Von Helmthorpe aus ist York über zwei Strecken zu erreichen. Die erste windet sich bergauf durch Gratly, führt dann in einer Art Vogelfluglinie quer durch die Dales, um schließlich wenige Meilen vor der Stadt in die Hauptverkehrsstraße einzumünden. Die zweite Strecke ist weiter, dafür aber auch schneller. Sie führt zunächst über die Hauptstraße zurück nach Eastvale und von dort über die belebte York Road weiter in Richtung Südost. In Anbetracht des freundlichen Wetters und der Tatsache, daß für den Besuch bei Ramsden keine besondere Eile geboten war, entschied sich Banks für die erste Strecke.

  Nachdem er die angefangene Kassette wieder in den Rekorder geschoben hatte, fuhr er zu den Klängen von «Oh, Sweet Woods» den Hügel hinan, bog hinter dem Haus der Steadmans nach links ab und folgte der Straße, die sich langsam an den Hängen des Tals hochschraubte. In einem winzigen Dorf namens Mortsett hielt er einen Augenblick an, öffnete das Fenster und bewunderte ein malerisches Cottage mit einem Postschild über dem Eingang und einer Reklametafel für Wall's Ice Cream vor der Tür. Alles war still, bis auf die Insekten, die leise summend durch die warme Luft schwirrten. Ein seltsam unwirkliches Bild, wie von einem England aus den Tagen vor dem Ersten Weltkrieg.

  Nach Relton, an der Einmündung der Fortford Road, schien er die Zivilisation endgültig hinter sich gelassen zu haben. Im Nu war das Grün der Hänge in die dunkleren Tönungen einer heidekrautbestandenen Moorlandschaft übergegangen, die sich über eine Strecke von etwa zwei Meilen hinzog, bis sie sich langsam wieder im angrenzenden Tal verlor. Es war wie ein gemächliches Gleiten über eine sehr sanft geschwungene Achterbahn, nur gelegentlich unterbrochen von vereinzelten Schafen, die verloren über das schmale, kaum von der Landschaft unterscheidbare Asphaltband dahintrotteten. Auch ein paar Wanderer waren zu sehen.

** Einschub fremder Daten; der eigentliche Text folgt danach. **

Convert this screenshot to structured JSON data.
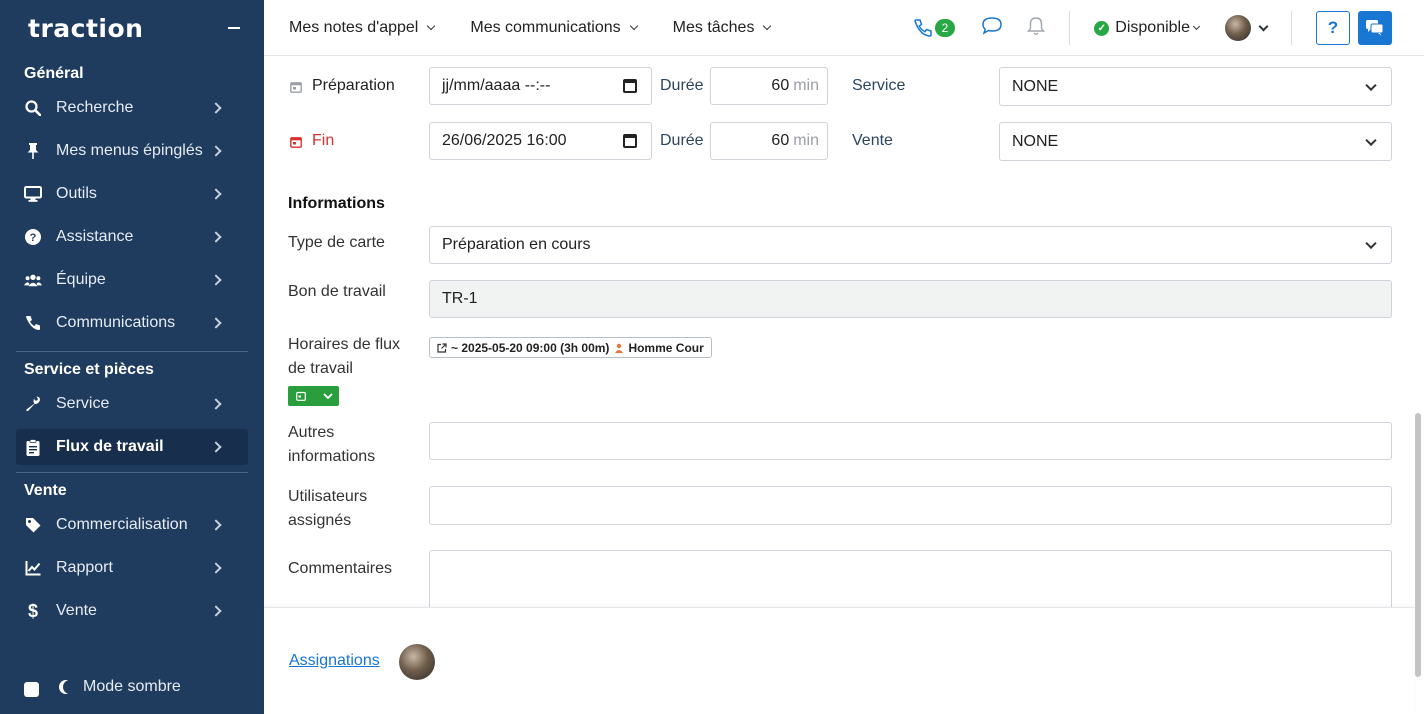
{
  "sidebar": {
    "logo": "traction",
    "sections": [
      {
        "title": "Général",
        "items": [
          {
            "label": "Recherche",
            "icon": "search-icon"
          },
          {
            "label": "Mes menus épinglés",
            "icon": "pin-icon"
          },
          {
            "label": "Outils",
            "icon": "monitor-icon"
          },
          {
            "label": "Assistance",
            "icon": "question-circle-icon"
          },
          {
            "label": "Équipe",
            "icon": "users-icon"
          },
          {
            "label": "Communications",
            "icon": "phone-icon"
          }
        ]
      },
      {
        "title": "Service et pièces",
        "items": [
          {
            "label": "Service",
            "icon": "wrench-icon"
          },
          {
            "label": "Flux de travail",
            "icon": "clipboard-icon",
            "active": true
          }
        ]
      },
      {
        "title": "Vente",
        "items": [
          {
            "label": "Commercialisation",
            "icon": "tag-icon"
          },
          {
            "label": "Rapport",
            "icon": "chart-line-icon"
          },
          {
            "label": "Vente",
            "icon": "dollar-icon"
          }
        ]
      }
    ],
    "dark_mode_label": "Mode sombre"
  },
  "topbar": {
    "menus": [
      "Mes notes d'appel",
      "Mes communications",
      "Mes tâches"
    ],
    "call_badge": "2",
    "status": "Disponible"
  },
  "form": {
    "preparation_label": "Préparation",
    "preparation_value": "jj/mm/aaaa --:--",
    "fin_label": "Fin",
    "fin_value": "26/06/2025 16:00",
    "duree_label": "Durée",
    "duree1_value": "60",
    "duree2_value": "60",
    "unit": "min",
    "service_label": "Service",
    "service_value": "NONE",
    "vente_label": "Vente",
    "vente_value": "NONE",
    "informations_title": "Informations",
    "type_carte_label": "Type de carte",
    "type_carte_value": "Préparation en cours",
    "bon_travail_label": "Bon de travail",
    "bon_travail_value": "TR-1",
    "horaires_label_1": "Horaires de flux",
    "horaires_label_2": "de travail",
    "horaire_tag_text": "~ 2025-05-20 09:00 (3h 00m)",
    "horaire_tag_user": "Homme Cour",
    "autres_label_1": "Autres",
    "autres_label_2": "informations",
    "utilisateurs_label_1": "Utilisateurs",
    "utilisateurs_label_2": "assignés",
    "commentaires_label": "Commentaires"
  },
  "footer": {
    "assignations_link": "Assignations"
  },
  "colors": {
    "sidebar_bg": "#1f3b5e",
    "accent_blue": "#1877d2",
    "green": "#28a745",
    "red": "#d9302c"
  }
}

Sie traten zur Seite auf die holprige Grasnarbe, lächelten und winkten Banks zu, als er an ihnen vorbeifuhr.

  Der Verkehr auf der Hauptstraße mit ihrem dichten Strom von Lastern und Lieferwagen traf ihn wie ein Schock. Etwa eine Meile vor den Stadträndern Yorks erreichte er die Abzweigung, die ihm Mrs. Steadman beschrieben hatte, einen schmalen Fahrweg mit einer einsamen, leuchtendroten Telefonzelle an der Ecke. Er bog links ab, stieß nach etwa einer Viertelmeile auf den umgebauten Bauernhof, schwenkte in die unbefestigte Auffahrt ein und hielt vor einer offensichtlich neu errichteten Garage.

  Schon beim ersten Klingeln war Ramsden an der Tür, öffnete sie einen Spaltbreit und fragte Banks nach seinem Namen. Nachdem er dessen Ausweis gesehen hatte, schob er die Sicherheitskette zurück und bat den Inspector herein.

  «Man kann gar nicht vorsichtig genug sein», entschuldigte er sich. «Vor allem, wenn man so abgelegen wohnt.»

  Ramsden war ein großer blasser Mann mit dem leicht melancholischen Aussehen eines romantischen Poeten. Er hatte hellbraunes Haar, das er sich mit einer fahrigen Bewegung permanent aus der Stirn strich, auch wenn dazu kein Anlaß bestand. Jeans und Sweatshirt flatterten an ihm herum, als sei beides eine Nummer zu groß.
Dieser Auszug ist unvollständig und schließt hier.